Fighting the insurgents, one car at a time
January 11, 2005
BAGHDAD — Soldiers from the 58th Combat Engineer Company are fighting a war against insurgents one car at a time.
The Fort Irwin, Calif.-based unit’s Assault and Obstacles Platoon spent part of Saturday searching cars, buses and trucks at a traffic checkpoint in the city’s Mutanabbi neighborhood.
After the platoon set up near a gas station, soldiers began checking IDs of passing motorists and giving cars a quick once-over, looking for anything out of place.
“We’ll always do a cursory search on everything,” said company commander Maj. Chris Emond. “[Saturday] we spent a lot more time checking the bolo list.”
Bolo stands for “be on the lookout” and the list describes wanted cars or people. Sometimes the list is specific, other times it’s not.
“One time they said we’re looking for a green Opel,” said Humvee gunner Pfc. Jorel Abreu. “Within 10 minutes we saw like 30 of them. They’ll say ‘black BMW’ and we’ll see a thousand of them.”
Baghdad traffic, which is normally clogged during the day, grinds to a halt on the soldiers’ side of the street as they check cars against their list.
Out of the few hundred vehicles passing through, the soldiers thoroughly searched about two dozen of them.
Pfc. Anthony Sanchez said that during one checkpoint a few months back they searched about 650 cars in a three-hour period.
Saturday’s cars ranged from fairly new BMWs to indistinguishable models with missing parts and pieces held in place with rope or wire.
Emond said that they’ll often search cars that are “too brand new” or really old and beat up. The soldiers pay close attention to the vehicle occupants’ demeanor.
“If they’re looking forward, not looking at you, or shaking when you ask them for ID, these are the guys you worry about,” Sanchez said.
One vehicle they searched had three bloody handprints on it and the driver didn’t have an ID card. The day before two people in the nearby gas line were killed in a fight, so the soldiers worried that the driver may have been involved.
“[The driver] said it was traditional to sacrifice a chicken and put the blood on a new car to thank God for the gift,” Emond said.
He confirmed the tradition with the unit’s translator.
They continued to ask the man various questions on details of the sacrifice, whether he owned any weapons, and what happened to his ID.
The man told them that he had to turn over the ID while the car registration paperwork was being done.
They also tested the man for explosives residue and searched his car.

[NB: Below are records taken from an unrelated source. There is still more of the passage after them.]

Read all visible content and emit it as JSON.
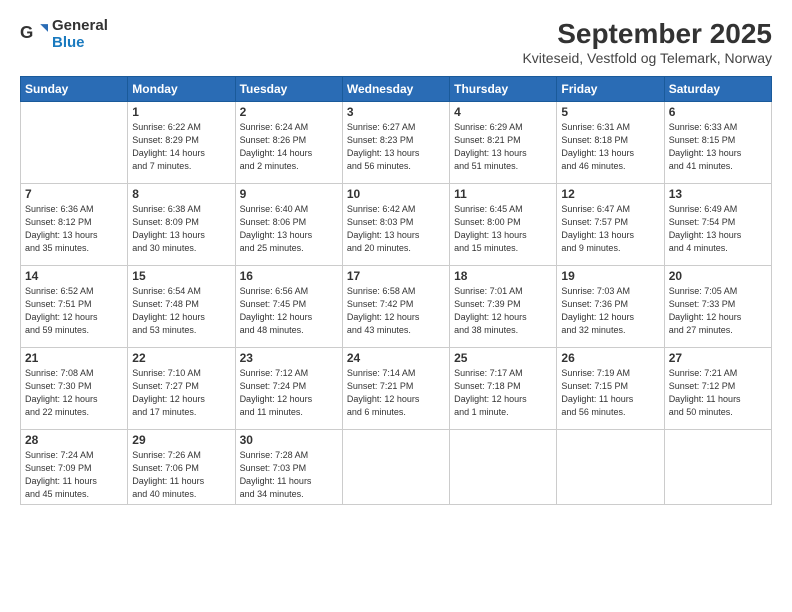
{
  "header": {
    "logo_general": "General",
    "logo_blue": "Blue",
    "month_title": "September 2025",
    "subtitle": "Kviteseid, Vestfold og Telemark, Norway"
  },
  "days_of_week": [
    "Sunday",
    "Monday",
    "Tuesday",
    "Wednesday",
    "Thursday",
    "Friday",
    "Saturday"
  ],
  "weeks": [
    [
      {
        "day": "",
        "info": ""
      },
      {
        "day": "1",
        "info": "Sunrise: 6:22 AM\nSunset: 8:29 PM\nDaylight: 14 hours\nand 7 minutes."
      },
      {
        "day": "2",
        "info": "Sunrise: 6:24 AM\nSunset: 8:26 PM\nDaylight: 14 hours\nand 2 minutes."
      },
      {
        "day": "3",
        "info": "Sunrise: 6:27 AM\nSunset: 8:23 PM\nDaylight: 13 hours\nand 56 minutes."
      },
      {
        "day": "4",
        "info": "Sunrise: 6:29 AM\nSunset: 8:21 PM\nDaylight: 13 hours\nand 51 minutes."
      },
      {
        "day": "5",
        "info": "Sunrise: 6:31 AM\nSunset: 8:18 PM\nDaylight: 13 hours\nand 46 minutes."
      },
      {
        "day": "6",
        "info": "Sunrise: 6:33 AM\nSunset: 8:15 PM\nDaylight: 13 hours\nand 41 minutes."
      }
    ],
    [
      {
        "day": "7",
        "info": "Sunrise: 6:36 AM\nSunset: 8:12 PM\nDaylight: 13 hours\nand 35 minutes."
      },
      {
        "day": "8",
        "info": "Sunrise: 6:38 AM\nSunset: 8:09 PM\nDaylight: 13 hours\nand 30 minutes."
      },
      {
        "day": "9",
        "info": "Sunrise: 6:40 AM\nSunset: 8:06 PM\nDaylight: 13 hours\nand 25 minutes."
      },
      {
        "day": "10",
        "info": "Sunrise: 6:42 AM\nSunset: 8:03 PM\nDaylight: 13 hours\nand 20 minutes."
      },
      {
        "day": "11",
        "info": "Sunrise: 6:45 AM\nSunset: 8:00 PM\nDaylight: 13 hours\nand 15 minutes."
      },
      {
        "day": "12",
        "info": "Sunrise: 6:47 AM\nSunset: 7:57 PM\nDaylight: 13 hours\nand 9 minutes."
      },
      {
        "day": "13",
        "info": "Sunrise: 6:49 AM\nSunset: 7:54 PM\nDaylight: 13 hours\nand 4 minutes."
      }
    ],
    [
      {
        "day": "14",
        "info": "Sunrise: 6:52 AM\nSunset: 7:51 PM\nDaylight: 12 hours\nand 59 minutes."
      },
      {
        "day": "15",
        "info": "Sunrise: 6:54 AM\nSunset: 7:48 PM\nDaylight: 12 hours\nand 53 minutes."
      },
      {
        "day": "16",
        "info": "Sunrise: 6:56 AM\nSunset: 7:45 PM\nDaylight: 12 hours\nand 48 minutes."
      },
      {
        "day": "17",
        "info": "Sunrise: 6:58 AM\nSunset: 7:42 PM\nDaylight: 12 hours\nand 43 minutes."
      },
      {
        "day": "18",
        "info": "Sunrise: 7:01 AM\nSunset: 7:39 PM\nDaylight: 12 hours\nand 38 minutes."
      },
      {
        "day": "19",
        "info": "Sunrise: 7:03 AM\nSunset: 7:36 PM\nDaylight: 12 hours\nand 32 minutes."
      },
      {
        "day": "20",
        "info": "Sunrise: 7:05 AM\nSunset: 7:33 PM\nDaylight: 12 hours\nand 27 minutes."
      }
    ],
    [
      {
        "day": "21",
        "info": "Sunrise: 7:08 AM\nSunset: 7:30 PM\nDaylight: 12 hours\nand 22 minutes."
      },
      {
        "day": "22",
        "info": "Sunrise: 7:10 AM\nSunset: 7:27 PM\nDaylight: 12 hours\nand 17 minutes."
      },
      {
        "day": "23",
        "info": "Sunrise: 7:12 AM\nSunset: 7:24 PM\nDaylight: 12 hours\nand 11 minutes."
      },
      {
        "day": "24",
        "info": "Sunrise: 7:14 AM\nSunset: 7:21 PM\nDaylight: 12 hours\nand 6 minutes."
      },
      {
        "day": "25",
        "info": "Sunrise: 7:17 AM\nSunset: 7:18 PM\nDaylight: 12 hours\nand 1 minute."
      },
      {
        "day": "26",
        "info": "Sunrise: 7:19 AM\nSunset: 7:15 PM\nDaylight: 11 hours\nand 56 minutes."
      },
      {
        "day": "27",
        "info": "Sunrise: 7:21 AM\nSunset: 7:12 PM\nDaylight: 11 hours\nand 50 minutes."
      }
    ],
    [
      {
        "day": "28",
        "info": "Sunrise: 7:24 AM\nSunset: 7:09 PM\nDaylight: 11 hours\nand 45 minutes."
      },
      {
        "day": "29",
        "info": "Sunrise: 7:26 AM\nSunset: 7:06 PM\nDaylight: 11 hours\nand 40 minutes."
      },
      {
        "day": "30",
        "info": "Sunrise: 7:28 AM\nSunset: 7:03 PM\nDaylight: 11 hours\nand 34 minutes."
      },
      {
        "day": "",
        "info": ""
      },
      {
        "day": "",
        "info": ""
      },
      {
        "day": "",
        "info": ""
      },
      {
        "day": "",
        "info": ""
      }
    ]
  ]
}
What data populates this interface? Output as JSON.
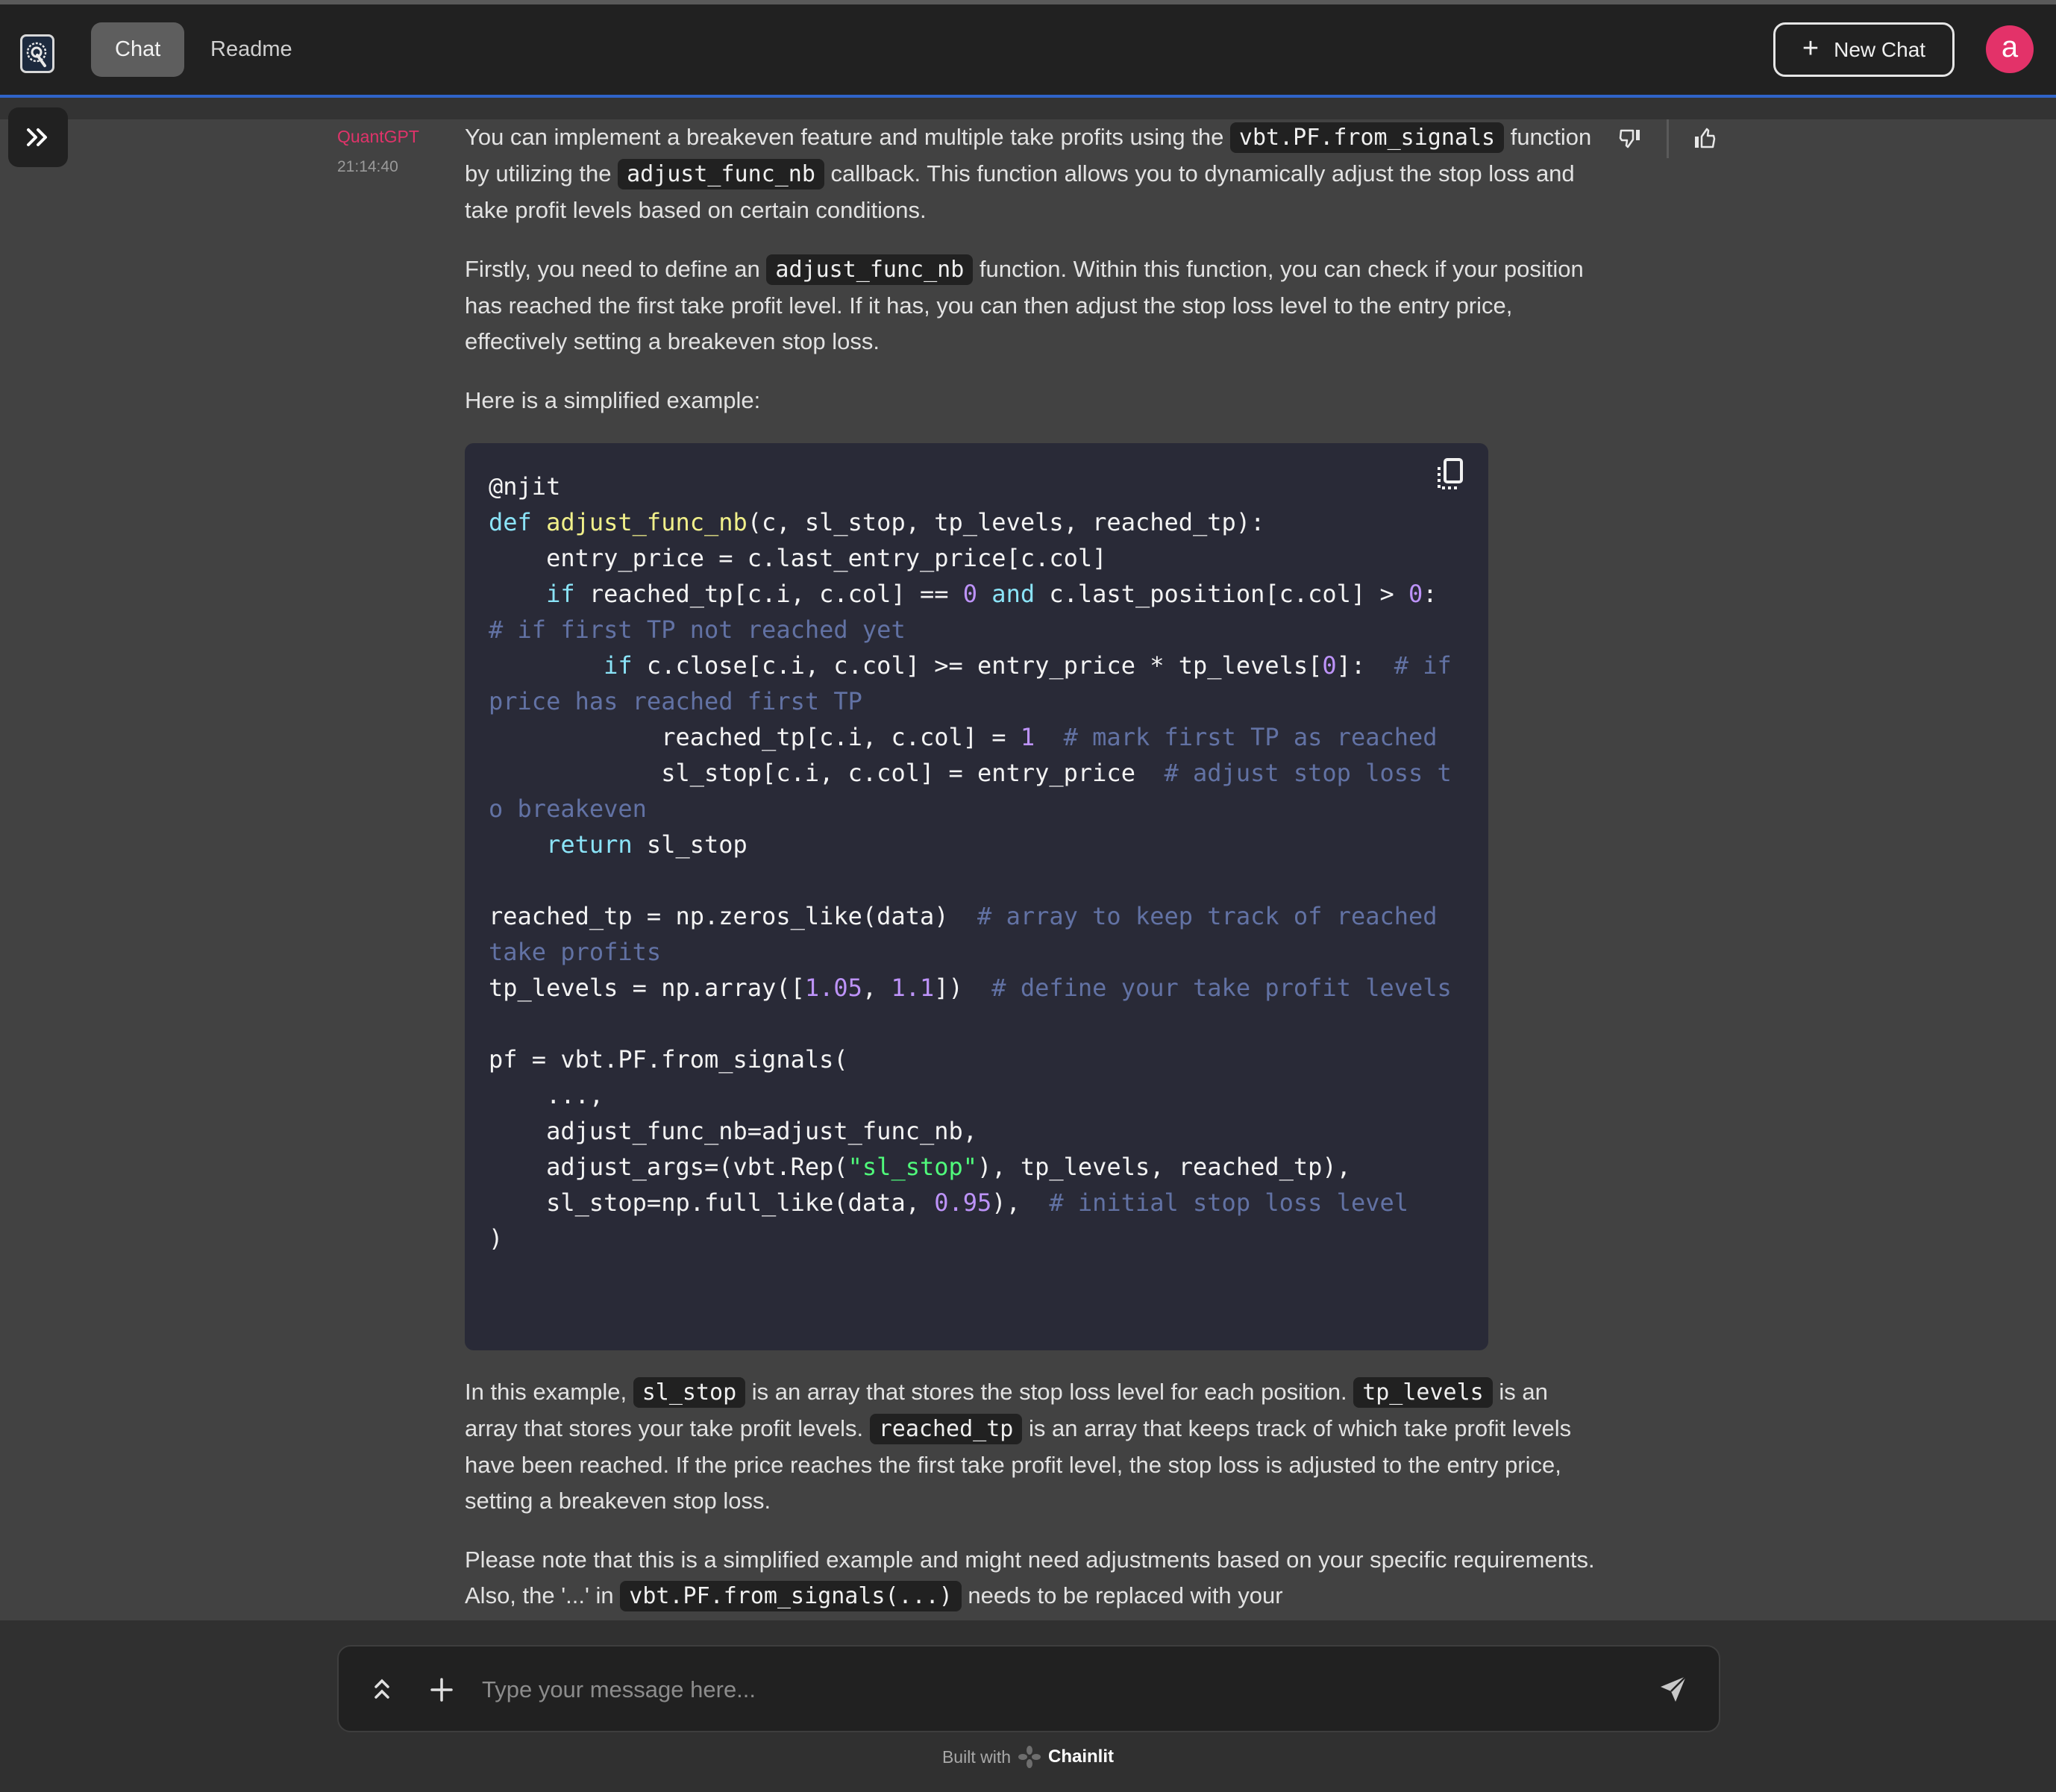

He hadn’t been handling explosives or fired a weapon and the search turned up nothing suspicious.
During the entire time, Emond said, the man remained patient and friendly to the soldiers. “Throughout all the questions he wasn’t especially nervous or especially cocky,” Emond said. “He did not appear to look like a bad guy.”
The man and his bloodied car were eventually allowed to pass.
People’s attitudes toward the soldiers, he said, can also draw attention to them. “A lot of them that are comfortable with us being in the area tend to welcome it if they’re innocent,” Emond said. “They’ll happily show us their car.”
“It’s 50-50 on whether the people don't like you or do,” said Abreu. “Mainly females and kids like you. Men are the stubborn ones. They’re aggressive and cause the problems.”
Saturday’s search, as with most of their searches, didn’t turn up anything exciting, other than a man with a pistol. The man turned out to be a translator for another Army unit and was allowed to pass after checks of his IDs and weapons permit.
The soldiers do come across weapons, but most of the owners are authorized to carry them.
“Occasionally there are some,” Emond said. “Most of the ones we see are individuals with the Iraqi Police or Iraqi National Guard with valid weapons permits.”
Some, however, show up with weapons but no weapons permit. If they can establish that the person is entitled to a weapon, such as from a phone call to their unit, they’re allowed to pass.
If they can’t prove it, the soldiers keep the weapon.
Finding weapons isn’t a big surprise, but when another of the company’s platoons stopped a truck a few months back it did cause a commotion.
The truck was full of ammunition; it was being used as a mobile weapons cache, said Emond.
Even though the soldiers usually don’t regularly make big hauls, or for that matter any at all, Emond believes the TCPs help.
Because the insurgents don’t know where or when the next checkpoint is going to be set up, their attack plans may be disrupted.
The soldiers don’t know how to measure the “disruption effect” of their checkpoints, Emond said. However, he added: “We’re pretty confident that … happens.”